Wed Apr 22 00:02:20 CEST 2009

Motivation
----------

Python's pickles use a custom format that has evolved over time
but they have five significant disadvantages:

    * it has lost its human readability and editability
    * is doesn't compress well
    * it isn't interoperable with other languages
    * it doesn't have the ability to enforce a schema
    * it is a major security risk for untrusted inputs

New idea
--------

Develop a solution using a mix of PyYAML, a python coded version of
Kwalify, optional compression using bz2, gzip, or zlib, and pretty
printing using pygments.

YAML ( http://yaml.org/spec/1.2/ ) is a language independent standard
for data serialization.

PyYAML ( http://pyyaml.org/wiki/PyYAML ) is a full implementation of
the YAML standard.  It uses the YAML's application-specific tags and
Python's own copy/reduce logic to provide the same power as pickle itself.

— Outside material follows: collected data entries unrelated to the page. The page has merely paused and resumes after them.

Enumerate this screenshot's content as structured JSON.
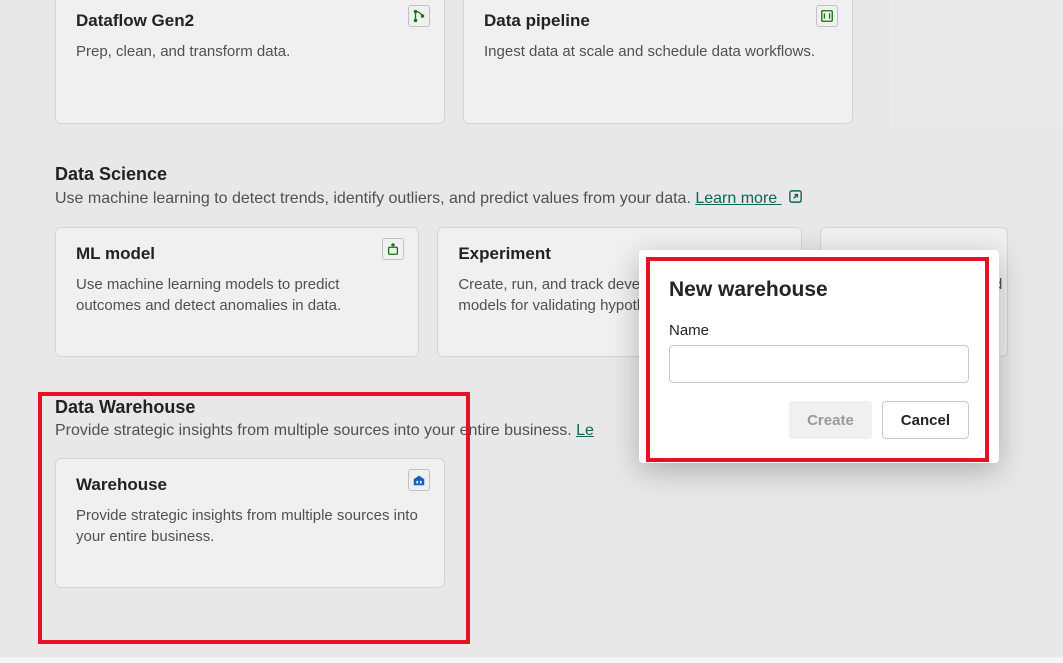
{
  "top_cards": {
    "dataflow": {
      "title": "Dataflow Gen2",
      "desc": "Prep, clean, and transform data."
    },
    "pipeline": {
      "title": "Data pipeline",
      "desc": "Ingest data at scale and schedule data workflows."
    }
  },
  "sections": {
    "ds": {
      "title": "Data Science",
      "desc": "Use machine learning to detect trends, identify outliers, and predict values from your data. ",
      "learn_more": "Learn more ",
      "cards": {
        "ml": {
          "title": "ML model",
          "desc": "Use machine learning models to predict outcomes and detect anomalies in data."
        },
        "exp": {
          "title": "Experiment",
          "desc": "Create, run, and track development of multiple models for validating hypotheses."
        },
        "nb": {
          "desc_partial": "build machine learning applications."
        }
      }
    },
    "dw": {
      "title": "Data Warehouse",
      "desc": "Provide strategic insights from multiple sources into your entire business. ",
      "learn_more_partial": "Le",
      "cards": {
        "wh": {
          "title": "Warehouse",
          "desc": "Provide strategic insights from multiple sources into your entire business."
        }
      }
    }
  },
  "modal": {
    "title": "New warehouse",
    "label": "Name",
    "create": "Create",
    "cancel": "Cancel"
  }
}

Kwalify ( http://www.kuwata-lab.com/kwalify/ruby/users-guide.01.html )
is a schema validator written in Ruby and Java.  It defines a
YAML/JSON based schema definition for enforcing tight constraints
on incoming data.

The bz2, gzip, and zlib compression libraries are already built into
the language.

Pygments ( http://pygments.org/ ) is python based syntax highlighter
with builtin support for YAML.

Advantages
----------

* The format is simple enough to hand edit or to have lightweight
  applications emit valid pickles.  For example:

      print('Todo: [go to bank, pick up food, write code]')   # valid pickle

* To date, efforts to make pickles smaller have focused on creating new
  codes for every data type.  Instead, we can use the simple text formatting
  of YAML and let general purpose data compression utilities do their job
  (letting the user control the trade-offs between speed, space, and human
  readability):

      yaml.dump(data, compressor=None)  # fast, human readable, no compression
      yaml.dump(data, compressor=bz2)   # slowest, but best compression
      yaml.dump(data, compressor=zlib)  # medium speed and medium compression

* The current pickle tools makes it easy to exchange object trees between
  two Python processes.  The new tool would make it equally easy 
  to exchange object trees between processes running any of Python, Ruby, 
  Java, C/C++, Perl, C#, PHP, OCaml, Javascript, ActionScript, and Haskell.

* Ability to use a schema for enforcing a given object model and allowing
  full security.  Which would you rather run on untrusted data:

      data = yaml.load(myfile, schema=ListOfStrings)

  or

      data = pickle.load(myfile)

* Specification of a schema using YAML itself

  ListOfStrings (a schema written in yaml)
  ........................................
  type:   seq
  sequence:
    - type:   str

  Sample of valid input
  .....................
  - foo
  - bar
  - baz

  Note, schemas can be defined for very complex, nested object models and
  allow many kinds of constraints (unique items, enumerated list of allowable
  values, min/max allowable ranges for values, data type, maximum length,
  and names of regular Python classes that can be constructed).

* YAML is a superset of JSON, so the schema validation also works equally
  well with JSON encoded data.

What needs to be done
---------------------

* Combine the tools for a single, clean interface to C speed parsing
  of a data serialization standard, with optional compression, schema
  validation, and pretty printing.